Anyways! My New Year's resolutions are 1.) journal every day in 2013 and 2.) go to the gym 100 times. I realize both of these are going to be extremely difficult with Vincent coming in a matter of weeks, but I have a plan. On days when I just can't journal (when I go into labor, when I'm in the hospital recovering, etc.) I have already made Matt promise to either write down a few things that I dictate or to take a ton of pictures that we can paste into my journal. Also, note that I said "journal" not blog soooo I will try to blog as much as I can but am not promising every day. Plus I figured that the days that I am too worn out to write will probably be the days I want to remember the most, so having this resolution will make it even more likely that we will have documentation of everything. My plan for going to the gym is not as complex. The plan is kind of built into the resolution. One hundred times means I can miss a day or a week or a month and it will all be okay.

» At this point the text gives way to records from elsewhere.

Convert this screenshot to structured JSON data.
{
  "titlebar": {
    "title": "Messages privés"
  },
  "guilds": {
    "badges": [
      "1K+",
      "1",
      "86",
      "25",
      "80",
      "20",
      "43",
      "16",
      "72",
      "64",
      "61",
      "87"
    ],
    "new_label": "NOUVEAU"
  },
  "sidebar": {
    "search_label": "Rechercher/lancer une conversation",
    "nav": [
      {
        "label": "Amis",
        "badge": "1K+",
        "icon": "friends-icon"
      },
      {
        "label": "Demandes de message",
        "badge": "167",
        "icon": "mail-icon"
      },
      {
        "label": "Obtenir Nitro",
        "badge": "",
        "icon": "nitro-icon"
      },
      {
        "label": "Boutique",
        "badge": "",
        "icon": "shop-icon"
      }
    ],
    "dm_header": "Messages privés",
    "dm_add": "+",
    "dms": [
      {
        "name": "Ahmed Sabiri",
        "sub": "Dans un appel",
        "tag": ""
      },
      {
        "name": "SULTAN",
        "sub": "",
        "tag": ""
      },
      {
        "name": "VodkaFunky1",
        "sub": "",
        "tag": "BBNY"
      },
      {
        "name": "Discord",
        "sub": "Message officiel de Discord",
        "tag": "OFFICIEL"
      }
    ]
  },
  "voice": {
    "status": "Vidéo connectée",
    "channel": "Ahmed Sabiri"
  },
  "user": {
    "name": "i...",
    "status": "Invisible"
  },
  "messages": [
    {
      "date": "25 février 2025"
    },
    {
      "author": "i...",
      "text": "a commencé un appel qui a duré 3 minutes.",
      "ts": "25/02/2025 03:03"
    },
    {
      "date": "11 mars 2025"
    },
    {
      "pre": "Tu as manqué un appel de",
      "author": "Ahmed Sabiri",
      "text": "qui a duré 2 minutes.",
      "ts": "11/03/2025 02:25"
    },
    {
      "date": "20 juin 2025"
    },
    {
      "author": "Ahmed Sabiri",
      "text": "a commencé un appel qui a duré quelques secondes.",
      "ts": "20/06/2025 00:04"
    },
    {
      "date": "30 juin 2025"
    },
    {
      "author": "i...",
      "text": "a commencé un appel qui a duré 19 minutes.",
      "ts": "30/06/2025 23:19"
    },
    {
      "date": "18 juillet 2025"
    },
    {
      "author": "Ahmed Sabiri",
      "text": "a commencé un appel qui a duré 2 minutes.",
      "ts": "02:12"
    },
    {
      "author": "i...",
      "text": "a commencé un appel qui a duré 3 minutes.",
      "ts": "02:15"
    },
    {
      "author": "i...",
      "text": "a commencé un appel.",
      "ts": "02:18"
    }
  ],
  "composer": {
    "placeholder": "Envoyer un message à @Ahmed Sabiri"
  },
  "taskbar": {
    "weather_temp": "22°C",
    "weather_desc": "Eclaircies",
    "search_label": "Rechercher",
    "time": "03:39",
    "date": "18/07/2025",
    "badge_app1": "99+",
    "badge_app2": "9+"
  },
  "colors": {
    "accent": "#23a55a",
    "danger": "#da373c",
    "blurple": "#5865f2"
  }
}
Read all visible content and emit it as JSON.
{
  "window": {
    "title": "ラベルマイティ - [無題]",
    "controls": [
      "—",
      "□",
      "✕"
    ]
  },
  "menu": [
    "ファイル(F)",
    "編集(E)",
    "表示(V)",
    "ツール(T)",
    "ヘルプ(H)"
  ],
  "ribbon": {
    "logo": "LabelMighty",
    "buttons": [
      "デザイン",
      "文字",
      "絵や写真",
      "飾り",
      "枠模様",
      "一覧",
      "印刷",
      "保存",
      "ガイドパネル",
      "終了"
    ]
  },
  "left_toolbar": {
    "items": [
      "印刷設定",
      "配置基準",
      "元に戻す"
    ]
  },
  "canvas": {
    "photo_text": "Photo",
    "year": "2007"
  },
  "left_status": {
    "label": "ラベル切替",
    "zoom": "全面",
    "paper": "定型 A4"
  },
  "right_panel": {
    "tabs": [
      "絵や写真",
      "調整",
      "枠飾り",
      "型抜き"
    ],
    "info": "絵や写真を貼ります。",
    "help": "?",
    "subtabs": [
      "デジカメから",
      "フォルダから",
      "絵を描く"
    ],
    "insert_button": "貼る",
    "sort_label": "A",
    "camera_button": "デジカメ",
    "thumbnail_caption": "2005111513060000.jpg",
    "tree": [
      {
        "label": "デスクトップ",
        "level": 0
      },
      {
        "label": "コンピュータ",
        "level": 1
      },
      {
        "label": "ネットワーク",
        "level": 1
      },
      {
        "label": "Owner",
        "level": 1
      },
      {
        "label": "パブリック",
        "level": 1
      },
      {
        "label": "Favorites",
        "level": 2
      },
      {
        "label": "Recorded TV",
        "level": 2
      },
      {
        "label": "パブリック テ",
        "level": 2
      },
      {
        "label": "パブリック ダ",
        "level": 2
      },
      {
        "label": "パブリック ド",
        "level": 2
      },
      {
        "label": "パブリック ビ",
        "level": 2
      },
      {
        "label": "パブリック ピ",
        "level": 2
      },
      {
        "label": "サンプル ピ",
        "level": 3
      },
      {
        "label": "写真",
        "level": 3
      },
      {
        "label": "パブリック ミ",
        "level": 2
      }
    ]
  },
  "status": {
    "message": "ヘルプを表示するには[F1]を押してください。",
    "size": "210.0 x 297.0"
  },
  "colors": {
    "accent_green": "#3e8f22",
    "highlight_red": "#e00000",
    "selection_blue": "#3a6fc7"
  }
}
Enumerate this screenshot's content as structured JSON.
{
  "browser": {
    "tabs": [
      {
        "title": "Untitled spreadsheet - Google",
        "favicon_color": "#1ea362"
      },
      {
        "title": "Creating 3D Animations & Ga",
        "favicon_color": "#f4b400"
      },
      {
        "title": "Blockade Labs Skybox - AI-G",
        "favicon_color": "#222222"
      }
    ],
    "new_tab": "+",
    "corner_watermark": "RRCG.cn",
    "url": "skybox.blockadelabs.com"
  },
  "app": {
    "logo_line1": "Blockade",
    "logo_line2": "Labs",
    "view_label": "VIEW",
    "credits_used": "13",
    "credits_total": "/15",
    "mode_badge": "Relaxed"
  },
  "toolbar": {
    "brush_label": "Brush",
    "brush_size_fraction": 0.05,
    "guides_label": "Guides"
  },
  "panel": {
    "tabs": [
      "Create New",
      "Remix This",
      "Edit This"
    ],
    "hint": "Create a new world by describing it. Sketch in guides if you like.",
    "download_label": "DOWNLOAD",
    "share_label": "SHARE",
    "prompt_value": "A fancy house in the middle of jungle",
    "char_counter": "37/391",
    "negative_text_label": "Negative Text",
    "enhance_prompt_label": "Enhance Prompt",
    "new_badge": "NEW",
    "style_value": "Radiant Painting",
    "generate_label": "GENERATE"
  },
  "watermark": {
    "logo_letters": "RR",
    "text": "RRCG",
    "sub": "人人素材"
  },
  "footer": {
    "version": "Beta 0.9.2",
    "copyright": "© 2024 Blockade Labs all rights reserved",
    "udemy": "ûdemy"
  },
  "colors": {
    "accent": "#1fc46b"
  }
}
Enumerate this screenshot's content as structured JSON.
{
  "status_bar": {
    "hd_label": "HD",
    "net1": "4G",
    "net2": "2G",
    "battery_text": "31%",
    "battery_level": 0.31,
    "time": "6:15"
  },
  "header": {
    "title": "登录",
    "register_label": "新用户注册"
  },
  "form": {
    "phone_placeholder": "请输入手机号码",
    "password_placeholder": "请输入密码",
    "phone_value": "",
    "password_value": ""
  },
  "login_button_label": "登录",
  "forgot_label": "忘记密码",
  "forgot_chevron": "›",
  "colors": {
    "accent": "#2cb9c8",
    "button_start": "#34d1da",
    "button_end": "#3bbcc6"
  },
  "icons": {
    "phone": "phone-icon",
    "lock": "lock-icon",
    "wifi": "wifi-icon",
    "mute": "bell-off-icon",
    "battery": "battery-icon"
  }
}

I even went today to get things kicked off. I love new beginnings.

So this is what happened today.

Matt and I went to Starbucks in the morning which we often do when we have mornings together. Today we went to Starbucks so he could use his new travel mug from my parents. The deal is that you can fill it up for free (just regular coffee) every day in January. Pretty cool! NEVER saw it advertised or anything, but that really is the deal. We sat and talked about how we can't believe Vincent is coming this month and I pretty much made Matt make a New Year's resolution with me. (He's also doing the gym one.)

When we got home we listened to a Hypnobabies CD together. That also took a lot of persuading to get Matt to listen to it with me, but I convinced him that he needed to know some of the techniques so he could remind me when I went into labor if I panicked or anything. (Hypnobabies is a program to help you manage your pain during labor and delivery by pretty much hypnotizing yourself.) So we got all comfy and started the track, and I thought I heard the whole thing, but Matt told me I started snoring like 3 minutes in. Oops! Guess I'll try that track again tomorrow. Although Hypnobabies says your subconscious still takes it in. I'm still gonna listen tomorrow just to be safe.

Later in the day I made charts for Matt and me to track our 100 trips to the gym. They are basically just 10 by 10 grids with the numbers 1-100 to mark off each time we go and a motivational picture and quote. Pinterest made making these quite enjoyable because there are tons of motivational pictures and quotes on there. My quote is, "Wake up with determination. Go to bed with satisfaction," and Matt didn't want to have a quote, just a picture, but I wanted him to have one so I chose, "Winners never quit and quitters never win," for his. So even after putting all the time and thought into making our charts it was STILL hard for me to go to the gym. I kept getting hungry which meant I had to take the time to make something...and then you don't want to go work out RIGHT after you eat...and I was having *ahem* digestion issues all day, but I finally convinced myself to go around 7:45pm. By then it was raining and dark, but our gym is in our neighborhood and since conditions weren't the best, no one else was there, which I liked.

I'm 37 weeks and 2 days today which means 19 more days til Vincent's due date. Come on, Vincent!